McCarthy’s office did not immediately respond to ITK’s request for comment.
“We’ve created a whole entertainment wing of the party,” former Speaker Paul Ryan (R-Wis.) told Leibovich. “This has given rise to amoral opportunists who have found they can scale politics much faster than the meritocracy of proving yourself. Instead, they just become quick celebrities and entertainers.”
When ITK wonders if he’s concerned about continued access to D.C.’s GOP power players — particularly after calling Trump’s sycophants in Congress the “most pathetic men in America” in The Atlantic last week — Leibovich says, “It’s funny, when I wrote ‘This Town,’ everyone was like, ‘Well, you’ll never eat lunch in this town again.

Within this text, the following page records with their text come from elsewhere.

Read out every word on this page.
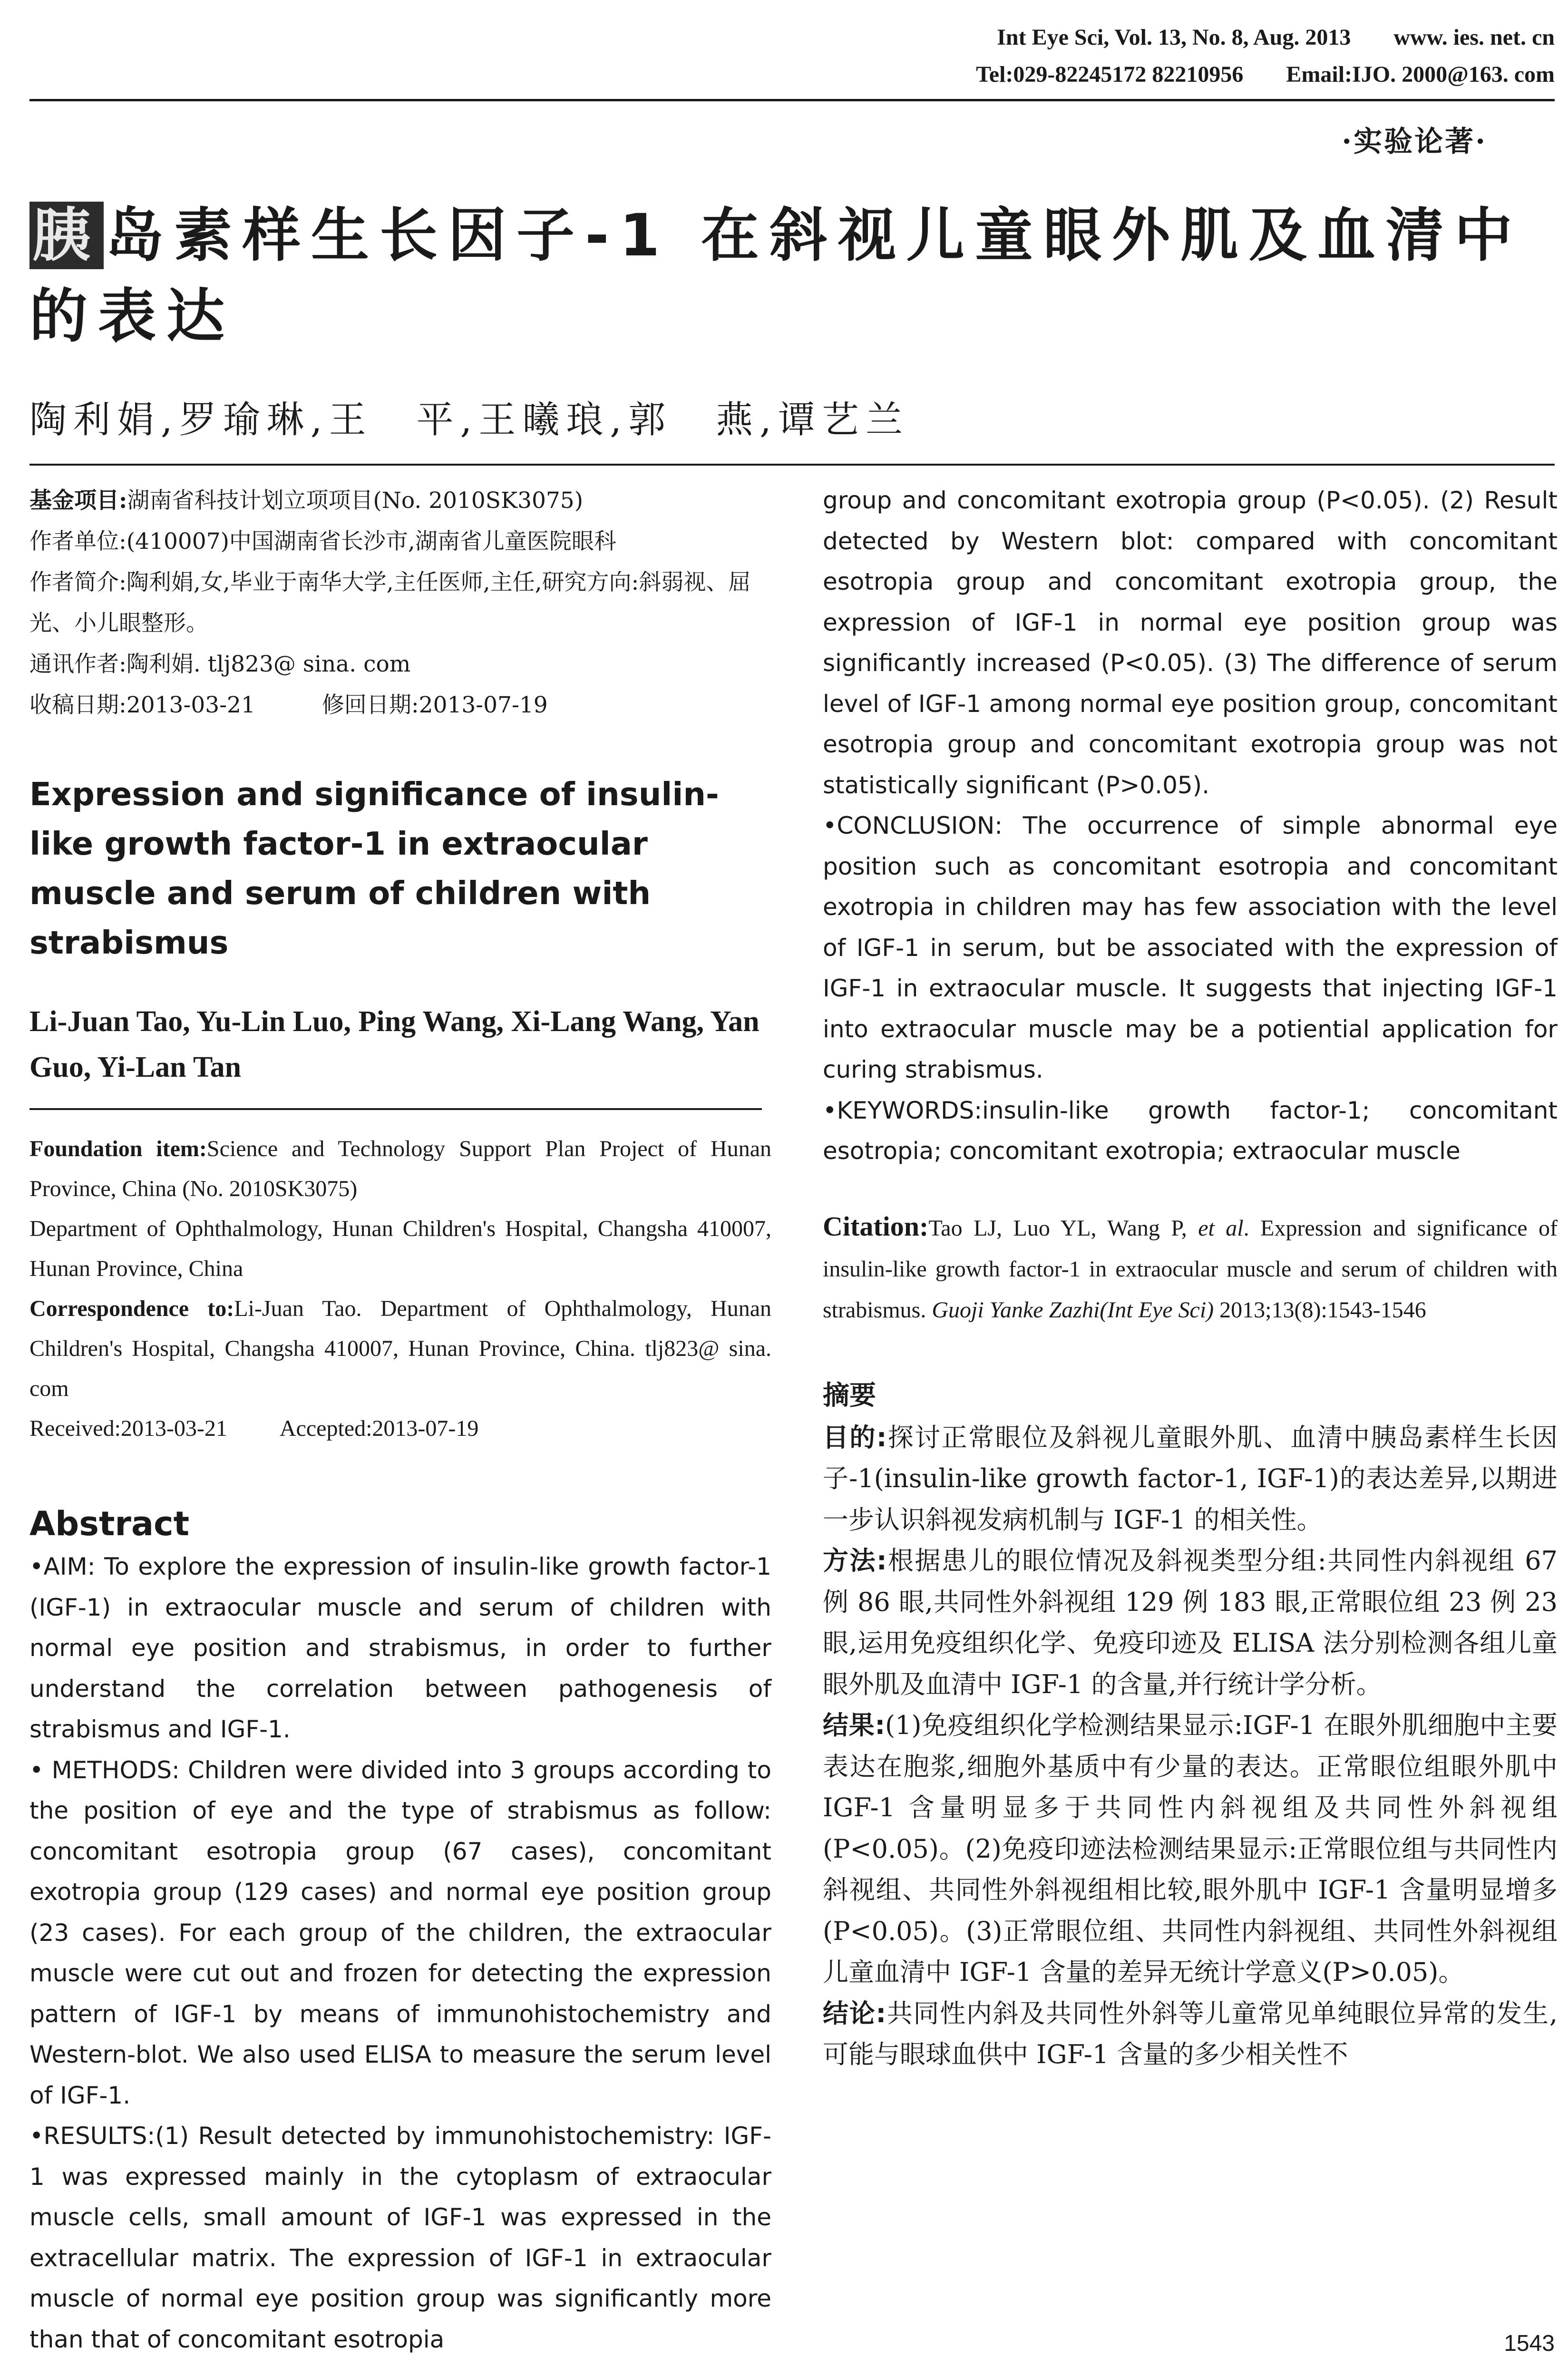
Int Eye Sci, Vol. 13, No. 8, Aug. 2013 www. ies. net. cn
Tel:029-82245172 82210956 Email:IJO. 2000@163. com
·实验论著·
胰岛素样生长因子-1 在斜视儿童眼外肌及血清中的表达
陶利娟,罗瑜琳,王　平,王曦琅,郭　燕,谭艺兰
基金项目:湖南省科技计划立项项目(No. 2010SK3075)
作者单位:(410007)中国湖南省长沙市,湖南省儿童医院眼科
作者简介:陶利娟,女,毕业于南华大学,主任医师,主任,研究方向:斜弱视、屈光、小儿眼整形。
通讯作者:陶利娟. tlj823@ sina. com
收稿日期:2013-03-21	修回日期:2013-07-19
Expression and significance of insulin-like growth factor-1 in extraocular muscle and serum of children with strabismus
Li-Juan Tao, Yu-Lin Luo, Ping Wang, Xi-Lang Wang, Yan Guo, Yi-Lan Tan
Foundation item:Science and Technology Support Plan Project of Hunan Province, China (No. 2010SK3075)
Department of Ophthalmology, Hunan Children's Hospital, Changsha 410007, Hunan Province, China
Correspondence to:Li-Juan Tao. Department of Ophthalmology, Hunan Children's Hospital, Changsha 410007, Hunan Province, China. tlj823@ sina. com
Received:2013-03-21 Accepted:2013-07-19
Abstract

•AIM: To explore the expression of insulin-like growth factor-1 (IGF-1) in extraocular muscle and serum of children with normal eye position and strabismus, in order to further understand the correlation between pathogenesis of strabismus and IGF-1.

• METHODS: Children were divided into 3 groups according to the position of eye and the type of strabismus as follow: concomitant esotropia group (67 cases), concomitant exotropia group (129 cases) and normal eye position group (23 cases). For each group of the children, the extraocular muscle were cut out and frozen for detecting the expression pattern of IGF-1 by means of immunohistochemistry and Western-blot. We also used ELISA to measure the serum level of IGF-1.

•RESULTS:(1) Result detected by immunohistochemistry: IGF-1 was expressed mainly in the cytoplasm of extraocular muscle cells, small amount of IGF-1 was expressed in the extracellular matrix. The expression of IGF-1 in extraocular muscle of normal eye position group was significantly more than that of concomitant esotropia

group and concomitant exotropia group (P<0.05). (2) Result detected by Western blot: compared with concomitant esotropia group and concomitant exotropia group, the expression of IGF-1 in normal eye position group was significantly increased (P<0.05). (3) The difference of serum level of IGF-1 among normal eye position group, concomitant esotropia group and concomitant exotropia group was not statistically significant (P>0.05).

•CONCLUSION: The occurrence of simple abnormal eye position such as concomitant esotropia and concomitant exotropia in children may has few association with the level of IGF-1 in serum, but be associated with the expression of IGF-1 in extraocular muscle. It suggests that injecting IGF-1 into extraocular muscle may be a potiential application for curing strabismus.

•KEYWORDS:insulin-like growth factor-1; concomitant esotropia; concomitant exotropia; extraocular muscle

Citation:Tao LJ, Luo YL, Wang P, et al. Expression and significance of insulin-like growth factor-1 in extraocular muscle and serum of children with strabismus. Guoji Yanke Zazhi(Int Eye Sci) 2013;13(8):1543-1546

摘要

目的:探讨正常眼位及斜视儿童眼外肌、血清中胰岛素样生长因子-1(insulin-like growth factor-1, IGF-1)的表达差异,以期进一步认识斜视发病机制与 IGF-1 的相关性。

方法:根据患儿的眼位情况及斜视类型分组:共同性内斜视组 67 例 86 眼,共同性外斜视组 129 例 183 眼,正常眼位组 23 例 23 眼,运用免疫组织化学、免疫印迹及 ELISA 法分别检测各组儿童眼外肌及血清中 IGF-1 的含量,并行统计学分析。

结果:(1)免疫组织化学检测结果显示:IGF-1 在眼外肌细胞中主要表达在胞浆,细胞外基质中有少量的表达。正常眼位组眼外肌中 IGF-1 含量明显多于共同性内斜视组及共同性外斜视组(P<0.05)。(2)免疫印迹法检测结果显示:正常眼位组与共同性内斜视组、共同性外斜视组相比较,眼外肌中 IGF-1 含量明显增多(P<0.05)。(3)正常眼位组、共同性内斜视组、共同性外斜视组儿童血清中 IGF-1 含量的差异无统计学意义(P>0.05)。

结论:共同性内斜及共同性外斜等儿童常见单纯眼位异常的发生,可能与眼球血供中 IGF-1 含量的多少相关性不

1543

And these people will never talk to you again.’”
He points out that he’s penned “hundreds of profiles” since then, quipping, “The obvious answer is I’m just charming and irresistible.”

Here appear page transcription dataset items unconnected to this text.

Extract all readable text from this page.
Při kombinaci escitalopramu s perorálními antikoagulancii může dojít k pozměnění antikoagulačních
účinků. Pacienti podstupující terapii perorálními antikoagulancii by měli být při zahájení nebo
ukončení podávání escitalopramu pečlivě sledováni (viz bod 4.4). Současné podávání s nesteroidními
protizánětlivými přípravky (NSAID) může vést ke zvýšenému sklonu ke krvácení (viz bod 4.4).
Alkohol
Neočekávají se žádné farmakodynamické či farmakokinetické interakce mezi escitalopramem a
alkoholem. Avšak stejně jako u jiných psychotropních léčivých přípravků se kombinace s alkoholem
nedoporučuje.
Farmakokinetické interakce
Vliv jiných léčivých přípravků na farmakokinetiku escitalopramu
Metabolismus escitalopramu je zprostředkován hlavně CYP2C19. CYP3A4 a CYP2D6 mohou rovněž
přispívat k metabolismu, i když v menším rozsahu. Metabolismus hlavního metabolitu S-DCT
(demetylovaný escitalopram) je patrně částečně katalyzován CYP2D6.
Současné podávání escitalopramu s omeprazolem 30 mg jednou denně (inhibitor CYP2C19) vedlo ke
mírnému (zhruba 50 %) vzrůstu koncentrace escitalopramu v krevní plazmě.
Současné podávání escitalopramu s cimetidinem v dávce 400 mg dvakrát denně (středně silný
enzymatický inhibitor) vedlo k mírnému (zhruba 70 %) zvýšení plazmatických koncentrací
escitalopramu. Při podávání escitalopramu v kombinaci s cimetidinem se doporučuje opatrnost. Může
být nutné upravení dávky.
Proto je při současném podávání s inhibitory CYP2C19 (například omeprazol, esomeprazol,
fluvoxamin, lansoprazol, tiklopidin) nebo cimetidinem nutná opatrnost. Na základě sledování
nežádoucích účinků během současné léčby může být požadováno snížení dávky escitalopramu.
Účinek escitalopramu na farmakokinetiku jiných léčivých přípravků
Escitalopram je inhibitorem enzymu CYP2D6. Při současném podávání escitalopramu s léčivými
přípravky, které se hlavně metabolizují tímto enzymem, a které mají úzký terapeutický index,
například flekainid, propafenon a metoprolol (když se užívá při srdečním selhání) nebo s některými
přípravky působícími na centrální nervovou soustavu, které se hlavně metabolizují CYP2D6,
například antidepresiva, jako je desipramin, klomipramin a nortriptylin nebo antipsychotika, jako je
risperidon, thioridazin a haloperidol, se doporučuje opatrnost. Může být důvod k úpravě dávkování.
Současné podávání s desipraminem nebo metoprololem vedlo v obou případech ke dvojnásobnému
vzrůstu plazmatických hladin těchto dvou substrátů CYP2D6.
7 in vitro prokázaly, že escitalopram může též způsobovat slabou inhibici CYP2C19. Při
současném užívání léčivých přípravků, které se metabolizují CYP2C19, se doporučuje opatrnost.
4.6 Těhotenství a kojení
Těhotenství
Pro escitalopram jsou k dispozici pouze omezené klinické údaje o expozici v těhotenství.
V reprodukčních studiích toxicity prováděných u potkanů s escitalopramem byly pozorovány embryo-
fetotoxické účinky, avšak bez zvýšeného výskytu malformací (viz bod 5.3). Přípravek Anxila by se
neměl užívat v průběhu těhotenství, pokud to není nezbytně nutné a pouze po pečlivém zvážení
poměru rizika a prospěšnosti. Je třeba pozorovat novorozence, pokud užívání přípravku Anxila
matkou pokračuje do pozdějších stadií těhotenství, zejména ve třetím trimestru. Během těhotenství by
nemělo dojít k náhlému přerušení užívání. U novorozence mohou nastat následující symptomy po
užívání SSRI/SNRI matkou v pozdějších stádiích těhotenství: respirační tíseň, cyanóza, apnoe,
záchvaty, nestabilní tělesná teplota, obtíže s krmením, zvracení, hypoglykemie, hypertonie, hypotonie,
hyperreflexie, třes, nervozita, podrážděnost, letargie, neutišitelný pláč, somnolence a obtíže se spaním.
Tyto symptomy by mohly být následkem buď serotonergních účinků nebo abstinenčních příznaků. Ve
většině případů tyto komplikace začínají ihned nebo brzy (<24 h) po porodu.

And Leibovich insists that “Thank You for Your Servitude” isn’t just another anti-Trump literary hit job.
“This is not a Trump book. I’m not trying to out-Woodward Woodward,” he says, referring to acclaimed Washington Post journalist Bob Woodward. “I’m not trying to find the ultimate intrigue. And I’m not trying to psychoanalyze anyone. But I do think that the enablers have been sort of the underreported part of all of this.”
Leibovich says that the 76-year-old ex-president’s grip on the Republican Party shows no sign of loosening.
“A former Republican congressman told me recently that the party’s only real plan for dealing with Trump in 2024 involved a darkly divine intervention. ‘We’re just waiting for him to die,’ he said,” Leibovich writes in his book.
“That was it, that was the plan. He was 100 percent serious,” he adds.
The big spoiler for Washington types might be that unlike “This Town,” which famously didn’t include an index to avoid the D.C. cliché of publicity-hungry social climbers just skimming the back of the book to find their names, “Thank You for Your Servitude” comes complete with a guide to everyone’s who’s in it.
“The fact that ‘This Town’ didn’t have an index was sort of just cute at the time, but ultimately it was a pain in the ass,” Leibovich says with a laugh.
“I like look back and think, ‘Wait, did I write that?’” he adds.
“I’ve been victimized by my own cuteness,” he says.